Maybe my question is a duplicate, but I guess I don't know the right terminology to find it elsewhere. I would be happy to delete it if someone can point out a duplicate.
From elementary calculus, the length of a curve defined by a 'nice' function $f(x)$ between $x=a$ and $x=b$ is given by: $$s = \int\limits_{a}^{b} \left( 1+[f^\prime (x)]^2 \right)^{\frac{1}{2}}dx$$
One derivation of this formula is to split the inverval $[a,b]$ into small segments of width $dx$, such that the length of $f(x)$ in each segment is given by $ds^2=dx^2+dy^2$, and then taking the limit as $dx \rightarrow 0$ of the sum of these lengths.

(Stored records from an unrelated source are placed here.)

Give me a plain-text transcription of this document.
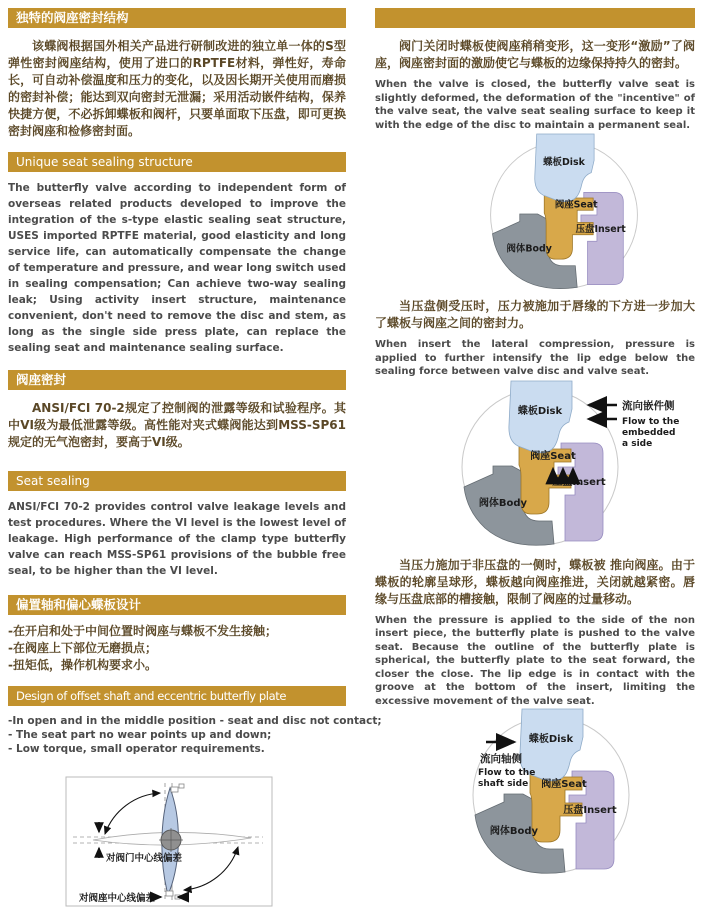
独特的阀座密封结构

该蝶阀根据国外相关产品进行研制改进的独立单一体的S型弹性密封阀座结构，使用了进口的RPTFE材料，弹性好，寿命长，可自动补偿温度和压力的变化，以及因长期开关使用而磨损的密封补偿；能达到双向密封无泄漏；采用活动嵌件结构，保养快捷方便，不必拆卸蝶板和阀杆，只要单面取下压盘，即可更换密封阀座和检修密封面。

Unique seat sealing structure

The butterfly valve according to independent form of overseas related products developed to improve the integration of the s-type elastic sealing seat structure, USES imported RPTFE material, good elasticity and long service life, can automatically compensate the change of temperature and pressure, and wear long switch used in sealing compensation; Can achieve two-way sealing leak; Using activity insert structure, maintenance convenient, don't need to remove the disc and stem, as long as the single side press plate, can replace the sealing seat and maintenance sealing surface.

阀座密封

ANSI/FCI 70-2规定了控制阀的泄露等级和试验程序。其中VI级为最低泄露等级。高性能对夹式蝶阀能达到MSS-SP61规定的无气泡密封，要高于VI级。

Seat sealing

ANSI/FCI 70-2 provides control valve leakage levels and test procedures. Where the VI level is the lowest level of leakage. High performance of the clamp type butterfly valve can reach MSS-SP61 provisions of the bubble free seal, to be higher than the VI level.

偏置轴和偏心蝶板设计
-在开启和处于中间位置时阀座与蝶板不发生接触；
-在阀座上下部位无磨损点；
-扭矩低，操作机构要求小。
Design of offset shaft and eccentric butterfly plate
-In open and in the middle position - seat and disc not contact;
- The seat part no wear points up and down;
- Low torque, small operator requirements.
对阀门中心线偏差
对阀座中心线偏差

阀门关闭时蝶板使阀座稍稍变形，这一变形“激励”了阀座，阀座密封面的激励使它与蝶板的边缘保持持久的密封。

When the valve is closed, the butterfly valve seat is slightly deformed, the deformation of the "incentive" of the valve seat, the valve seat sealing surface to keep it with the edge of the disc to maintain a permanent seal.

当压盘侧受压时，压力被施加于唇缘的下方进一步加大了蝶板与阀座之间的密封力。

When insert the lateral compression, pressure is applied to further intensify the lip edge below the sealing force between valve disc and valve seat.

流向嵌件侧
Flow to the
embedded
a side

当压力施加于非压盘的一侧时，蝶板被 推向阀座。由于蝶板的轮廓呈球形，蝶板越向阀座推进，关闭就越紧密。唇缘与压盘底部的槽接触，限制了阀座的过量移动。

When the pressure is applied to the side of the non insert piece, the butterfly plate is pushed to the valve seat. Because the outline of the butterfly plate is spherical, the butterfly plate to the seat forward, the closer the close. The lip edge is in contact with the groove at the bottom of the insert, limiting the excessive movement of the valve seat.

流向轴侧
Flow to the
shaft side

My question is: if we are eventually going to take the limit as $dx\rightarrow 0$, why won't it do just as well to approximate the length of $f(x)$ in a segment as being simply $dx$? (this would lead to the wrong expression).
I'm sure there must be a very rigorous reason for this in analysis, but I wonder if there might also be a more intuitive explanation?

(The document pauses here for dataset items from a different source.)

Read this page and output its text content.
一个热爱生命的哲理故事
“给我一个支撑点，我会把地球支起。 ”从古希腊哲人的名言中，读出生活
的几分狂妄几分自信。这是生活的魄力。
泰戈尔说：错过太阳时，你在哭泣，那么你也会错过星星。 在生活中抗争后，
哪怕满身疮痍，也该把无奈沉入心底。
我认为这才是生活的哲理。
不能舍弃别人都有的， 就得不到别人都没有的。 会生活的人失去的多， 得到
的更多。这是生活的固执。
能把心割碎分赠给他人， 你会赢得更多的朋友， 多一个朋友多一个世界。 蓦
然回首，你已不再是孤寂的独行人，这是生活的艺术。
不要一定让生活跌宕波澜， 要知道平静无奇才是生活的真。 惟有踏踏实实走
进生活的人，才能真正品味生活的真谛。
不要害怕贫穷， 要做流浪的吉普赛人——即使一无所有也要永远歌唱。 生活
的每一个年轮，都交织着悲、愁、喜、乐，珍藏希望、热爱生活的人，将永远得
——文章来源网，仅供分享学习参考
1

(For some context, this question has been bugging me since high school, so by "intuitive" I guess I mean something that a high school student would be able to digest. Although now I might also be able to follow more formal explanations, if this could help in my understanding.)
The following is an excerpt of an earlier answer of mine:
The "area under the curve" $\gamma$ corresponding to a certain $\Delta x>0$ is roughly $f(\xi)\cdot \Delta x$, independently of the exact slope of the curve at $\xi$. Making $\Delta x$ smaller will decrease the relative area error committed here, since this error is only caused by the bending of the curve. But the length $\Delta s$ of the short arc corresponding to $\Delta x$ is roughly $={\Delta x\over\cos\phi}$, and making $\Delta x$ smaller does not make the factor ${1\over\cos\phi}$ go away. It follows that the final formula for the total length will have to incorporate the value ${1\over\cos\phi}=\sqrt{1+f'(\xi)^2}$.